The village's age distribution consisted of 37.0% under the age of 18, 2.4% from 18 to 24, 16.2% from 25 to 44, 32.2% from 45 to 64, and 12.1% who were 65 years of age or older. The median age was 38.0 years. For every 100 females, there were 151.3 males. For every 100 females age 18 and over, there were 130.4 males.

The median income for a household in the village was $60,156, and the median income for a family was $56,667. Males had a median income of $41,406 versus $33,750 for females.
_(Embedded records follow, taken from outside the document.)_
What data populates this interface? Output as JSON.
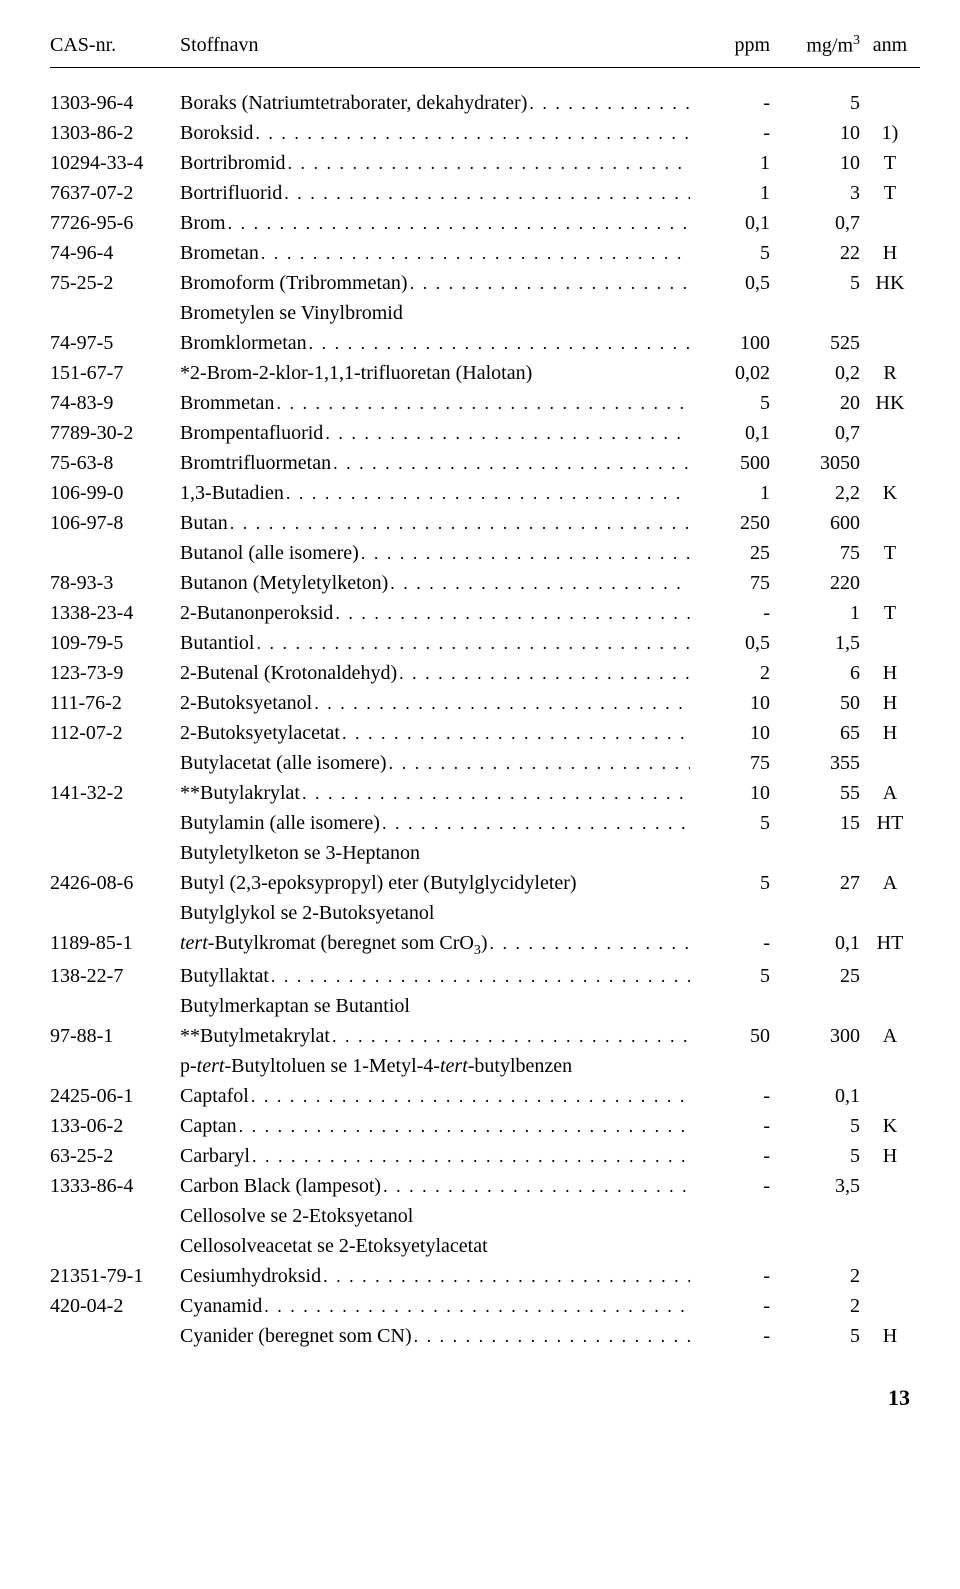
{
  "headers": {
    "cas": "CAS-nr.",
    "name": "Stoffnavn",
    "ppm": "ppm",
    "mgm": "mg/m³",
    "anm": "anm"
  },
  "rows": [
    {
      "cas": "1303-96-4",
      "name": "Boraks (Natriumtetraborater, dekahydrater)",
      "dots": true,
      "ppm": "-",
      "mgm": "5",
      "anm": ""
    },
    {
      "cas": "1303-86-2",
      "name": "Boroksid",
      "dots": true,
      "ppm": "-",
      "mgm": "10",
      "anm": "1)"
    },
    {
      "cas": "10294-33-4",
      "name": "Bortribromid",
      "dots": true,
      "ppm": "1",
      "mgm": "10",
      "anm": "T"
    },
    {
      "cas": "7637-07-2",
      "name": "Bortrifluorid",
      "dots": true,
      "ppm": "1",
      "mgm": "3",
      "anm": "T"
    },
    {
      "cas": "7726-95-6",
      "name": "Brom",
      "dots": true,
      "ppm": "0,1",
      "mgm": "0,7",
      "anm": ""
    },
    {
      "cas": "74-96-4",
      "name": "Brometan",
      "dots": true,
      "ppm": "5",
      "mgm": "22",
      "anm": "H"
    },
    {
      "cas": "75-25-2",
      "name": "Bromoform (Tribrommetan)",
      "dots": true,
      "ppm": "0,5",
      "mgm": "5",
      "anm": "HK"
    },
    {
      "cas": "",
      "name": "Brometylen se Vinylbromid",
      "dots": false,
      "ppm": "",
      "mgm": "",
      "anm": ""
    },
    {
      "cas": "74-97-5",
      "name": "Bromklormetan",
      "dots": true,
      "ppm": "100",
      "mgm": "525",
      "anm": ""
    },
    {
      "cas": "151-67-7",
      "name": "*2-Brom-2-klor-1,1,1-trifluoretan (Halotan)",
      "dots": false,
      "ppm": "0,02",
      "mgm": "0,2",
      "anm": "R"
    },
    {
      "cas": "74-83-9",
      "name": "Brommetan",
      "dots": true,
      "ppm": "5",
      "mgm": "20",
      "anm": "HK"
    },
    {
      "cas": "7789-30-2",
      "name": "Brompentafluorid",
      "dots": true,
      "ppm": "0,1",
      "mgm": "0,7",
      "anm": ""
    },
    {
      "cas": "75-63-8",
      "name": "Bromtrifluormetan",
      "dots": true,
      "ppm": "500",
      "mgm": "3050",
      "anm": ""
    },
    {
      "cas": "106-99-0",
      "name": "1,3-Butadien",
      "dots": true,
      "ppm": "1",
      "mgm": "2,2",
      "anm": "K"
    },
    {
      "cas": "106-97-8",
      "name": "Butan",
      "dots": true,
      "ppm": "250",
      "mgm": "600",
      "anm": ""
    },
    {
      "cas": "",
      "name": "Butanol (alle isomere)",
      "dots": true,
      "ppm": "25",
      "mgm": "75",
      "anm": "T"
    },
    {
      "cas": "78-93-3",
      "name": "Butanon (Metyletylketon)",
      "dots": true,
      "ppm": "75",
      "mgm": "220",
      "anm": ""
    },
    {
      "cas": "1338-23-4",
      "name": "2-Butanonperoksid",
      "dots": true,
      "ppm": "-",
      "mgm": "1",
      "anm": "T"
    },
    {
      "cas": "109-79-5",
      "name": "Butantiol",
      "dots": true,
      "ppm": "0,5",
      "mgm": "1,5",
      "anm": ""
    },
    {
      "cas": "123-73-9",
      "name": "2-Butenal (Krotonaldehyd)",
      "dots": true,
      "ppm": "2",
      "mgm": "6",
      "anm": "H"
    },
    {
      "cas": "111-76-2",
      "name": "2-Butoksyetanol",
      "dots": true,
      "ppm": "10",
      "mgm": "50",
      "anm": "H"
    },
    {
      "cas": "112-07-2",
      "name": "2-Butoksyetylacetat",
      "dots": true,
      "ppm": "10",
      "mgm": "65",
      "anm": "H"
    },
    {
      "cas": "",
      "name": "Butylacetat (alle isomere)",
      "dots": true,
      "ppm": "75",
      "mgm": "355",
      "anm": ""
    },
    {
      "cas": "141-32-2",
      "name": "**Butylakrylat",
      "dots": true,
      "ppm": "10",
      "mgm": "55",
      "anm": "A"
    },
    {
      "cas": "",
      "name": "Butylamin (alle isomere)",
      "dots": true,
      "ppm": "5",
      "mgm": "15",
      "anm": "HT"
    },
    {
      "cas": "",
      "name": "Butyletylketon se 3-Heptanon",
      "dots": false,
      "ppm": "",
      "mgm": "",
      "anm": ""
    },
    {
      "cas": "2426-08-6",
      "name": "Butyl (2,3-epoksypropyl) eter (Butylglycidyleter)",
      "dots": false,
      "ppm": "5",
      "mgm": "27",
      "anm": "A"
    },
    {
      "cas": "",
      "name": "Butylglykol se 2-Butoksyetanol",
      "dots": false,
      "ppm": "",
      "mgm": "",
      "anm": ""
    },
    {
      "cas": "1189-85-1",
      "html": "<span class=\"italic-prefix\">tert</span>-Butylkromat (beregnet som CrO<sub>3</sub>)",
      "dots": true,
      "ppm": "-",
      "mgm": "0,1",
      "anm": "HT"
    },
    {
      "cas": "138-22-7",
      "name": "Butyllaktat",
      "dots": true,
      "ppm": "5",
      "mgm": "25",
      "anm": ""
    },
    {
      "cas": "",
      "name": "Butylmerkaptan se Butantiol",
      "dots": false,
      "ppm": "",
      "mgm": "",
      "anm": ""
    },
    {
      "cas": "97-88-1",
      "name": "**Butylmetakrylat",
      "dots": true,
      "ppm": "50",
      "mgm": "300",
      "anm": "A"
    },
    {
      "cas": "",
      "html": "p-<span class=\"italic-prefix\">tert</span>-Butyltoluen se 1-Metyl-4-<span class=\"italic-prefix\">tert</span>-butylbenzen",
      "dots": false,
      "ppm": "",
      "mgm": "",
      "anm": ""
    },
    {
      "cas": "2425-06-1",
      "name": "Captafol",
      "dots": true,
      "ppm": "-",
      "mgm": "0,1",
      "anm": ""
    },
    {
      "cas": "133-06-2",
      "name": "Captan",
      "dots": true,
      "ppm": "-",
      "mgm": "5",
      "anm": "K"
    },
    {
      "cas": "63-25-2",
      "name": "Carbaryl",
      "dots": true,
      "ppm": "-",
      "mgm": "5",
      "anm": "H"
    },
    {
      "cas": "1333-86-4",
      "name": "Carbon Black (lampesot)",
      "dots": true,
      "ppm": "-",
      "mgm": "3,5",
      "anm": ""
    },
    {
      "cas": "",
      "name": "Cellosolve se 2-Etoksyetanol",
      "dots": false,
      "ppm": "",
      "mgm": "",
      "anm": ""
    },
    {
      "cas": "",
      "name": "Cellosolveacetat se 2-Etoksyetylacetat",
      "dots": false,
      "ppm": "",
      "mgm": "",
      "anm": ""
    },
    {
      "cas": "21351-79-1",
      "name": "Cesiumhydroksid",
      "dots": true,
      "ppm": "-",
      "mgm": "2",
      "anm": ""
    },
    {
      "cas": "420-04-2",
      "name": "Cyanamid",
      "dots": true,
      "ppm": "-",
      "mgm": "2",
      "anm": ""
    },
    {
      "cas": "",
      "name": "Cyanider (beregnet som CN)",
      "dots": true,
      "ppm": "-",
      "mgm": "5",
      "anm": "H"
    }
  ],
  "page_number": "13",
  "dot_fill": ". . . . . . . . . . . . . . . . . . . . . . . . . . . . . . . . . . . . . . . . . . . . . . . . . ."
}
The per capita income for the village was $20,877. About 7.6% of families and 11.4% of the population were below the poverty line, including 3.7% of those under age 18 and none of those age 65 or over.

Historical population
| Census | Pop. | Note | %± |
| 1880 | 387 |  | — |
| 1890 | 325 |  | −16.0% |
| 1900 | 305 |  | −6.2% |
| 1910 | 287 |  | −5.9% |
| 1920 | 318 |  | 10.8% |
| 1930 | 279 |  | −12.3% |
| 1940 | 312 |  | 11.8% |
| 1950 | 316 |  | 1.3% |
| 1960 | 317 |  | 0.3% |
| 1970 | 333 |  | 5.0% |
| 1980 | 299 |  | −10.2% |
| 1990 | 283 |  | −5.4% |
| 2000 | 239 |  | −15.5% |
| 2010 | 225 |  | −5.9% |
| 2020 | 203 |  | −9.8% |
U.S. Decennial Census

==Education==
Residents are in the Paris Community Unit School District No. 4 and assigned to its sole school, Crestwood School.